I’m not too torn up about it, though. My goal was not to make a particularly nice or fully featured port of Doom. The speed is problematic, I hardcoded the shareware doom1.wad as the only supported level, you can’t save the game, and it crashes when you try to pick up the shotgun. But it does its job: it demonstrates the maturity of the kernel’s features thus far and provides good feedback on the API design and real-world utility.

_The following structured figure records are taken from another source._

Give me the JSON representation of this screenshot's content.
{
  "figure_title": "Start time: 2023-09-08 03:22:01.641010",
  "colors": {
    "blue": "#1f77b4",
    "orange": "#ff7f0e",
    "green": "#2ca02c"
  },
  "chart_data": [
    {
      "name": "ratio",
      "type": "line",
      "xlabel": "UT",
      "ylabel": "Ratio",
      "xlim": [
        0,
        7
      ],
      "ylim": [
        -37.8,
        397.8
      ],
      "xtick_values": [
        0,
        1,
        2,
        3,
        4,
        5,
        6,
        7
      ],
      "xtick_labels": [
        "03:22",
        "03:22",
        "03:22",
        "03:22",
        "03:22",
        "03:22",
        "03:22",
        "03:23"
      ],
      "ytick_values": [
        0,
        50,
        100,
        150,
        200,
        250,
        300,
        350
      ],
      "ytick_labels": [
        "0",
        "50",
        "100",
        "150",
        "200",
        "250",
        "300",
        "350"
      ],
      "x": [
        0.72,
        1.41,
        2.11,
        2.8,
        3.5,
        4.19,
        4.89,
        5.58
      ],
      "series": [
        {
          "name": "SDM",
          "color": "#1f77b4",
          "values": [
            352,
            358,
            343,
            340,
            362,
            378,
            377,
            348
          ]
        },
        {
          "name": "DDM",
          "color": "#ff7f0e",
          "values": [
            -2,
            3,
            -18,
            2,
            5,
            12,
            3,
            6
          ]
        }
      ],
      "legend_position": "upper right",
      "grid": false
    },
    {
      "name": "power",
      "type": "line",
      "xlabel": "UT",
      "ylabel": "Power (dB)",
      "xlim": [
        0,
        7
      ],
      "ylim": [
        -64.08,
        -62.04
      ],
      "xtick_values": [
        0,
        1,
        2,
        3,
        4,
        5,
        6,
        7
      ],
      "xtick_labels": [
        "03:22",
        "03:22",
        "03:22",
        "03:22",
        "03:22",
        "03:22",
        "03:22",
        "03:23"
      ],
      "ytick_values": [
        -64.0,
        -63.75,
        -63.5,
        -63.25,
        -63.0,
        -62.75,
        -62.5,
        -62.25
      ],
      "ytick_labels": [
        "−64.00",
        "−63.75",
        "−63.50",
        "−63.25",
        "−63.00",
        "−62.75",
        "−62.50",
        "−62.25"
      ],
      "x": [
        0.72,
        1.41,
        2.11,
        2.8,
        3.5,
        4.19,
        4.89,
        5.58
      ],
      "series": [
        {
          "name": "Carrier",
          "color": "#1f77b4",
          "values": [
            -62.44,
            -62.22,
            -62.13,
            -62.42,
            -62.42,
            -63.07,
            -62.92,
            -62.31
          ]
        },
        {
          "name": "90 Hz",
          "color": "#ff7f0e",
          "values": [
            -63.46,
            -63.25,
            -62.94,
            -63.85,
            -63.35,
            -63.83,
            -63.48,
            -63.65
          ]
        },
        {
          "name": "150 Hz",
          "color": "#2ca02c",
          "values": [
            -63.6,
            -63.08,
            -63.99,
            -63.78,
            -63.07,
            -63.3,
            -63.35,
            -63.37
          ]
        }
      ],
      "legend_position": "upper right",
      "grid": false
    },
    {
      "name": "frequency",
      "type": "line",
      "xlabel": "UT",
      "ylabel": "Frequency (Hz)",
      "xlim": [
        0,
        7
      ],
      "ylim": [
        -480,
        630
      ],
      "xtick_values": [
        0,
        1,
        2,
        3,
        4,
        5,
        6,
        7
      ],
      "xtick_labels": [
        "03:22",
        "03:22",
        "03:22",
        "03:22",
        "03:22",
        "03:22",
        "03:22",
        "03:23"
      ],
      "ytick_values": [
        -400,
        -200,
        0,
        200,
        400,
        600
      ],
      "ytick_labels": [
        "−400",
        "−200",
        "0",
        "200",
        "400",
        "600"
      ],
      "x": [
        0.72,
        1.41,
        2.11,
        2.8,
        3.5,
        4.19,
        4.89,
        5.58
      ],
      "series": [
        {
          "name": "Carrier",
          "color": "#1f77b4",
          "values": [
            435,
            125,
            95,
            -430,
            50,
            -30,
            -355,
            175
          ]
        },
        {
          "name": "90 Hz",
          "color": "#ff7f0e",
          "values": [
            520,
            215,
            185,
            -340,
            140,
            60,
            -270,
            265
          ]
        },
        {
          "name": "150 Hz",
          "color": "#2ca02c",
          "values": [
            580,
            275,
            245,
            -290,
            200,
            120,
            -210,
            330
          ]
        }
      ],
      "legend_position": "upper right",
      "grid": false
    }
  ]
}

If you’d like to try it, you can download a bootable ISO here:
https://mirror.drewdevault.com/doom.iso
You can run it on qemu like so:
$ qemu-system-x86_64 -m 1G -no-reboot -no-shutdown \
-drive file=doom.iso,format=raw \
-display sdl \
-chardev stdio,id=char0 \
-serial chardev:char0
Enter to start, WASD to move, right shift to fire, space to open doors. It might work on real hardware, but the framebuffer stuff is pretty hacky and not guaranteed to work on most stuff, and the PS/2 keyboard driver will only work with a USB keyboard if you have legacy USB emulation configured in your BIOS, and even then it might not work well. YMMV. It works on my ThinkPad X230. Have fun!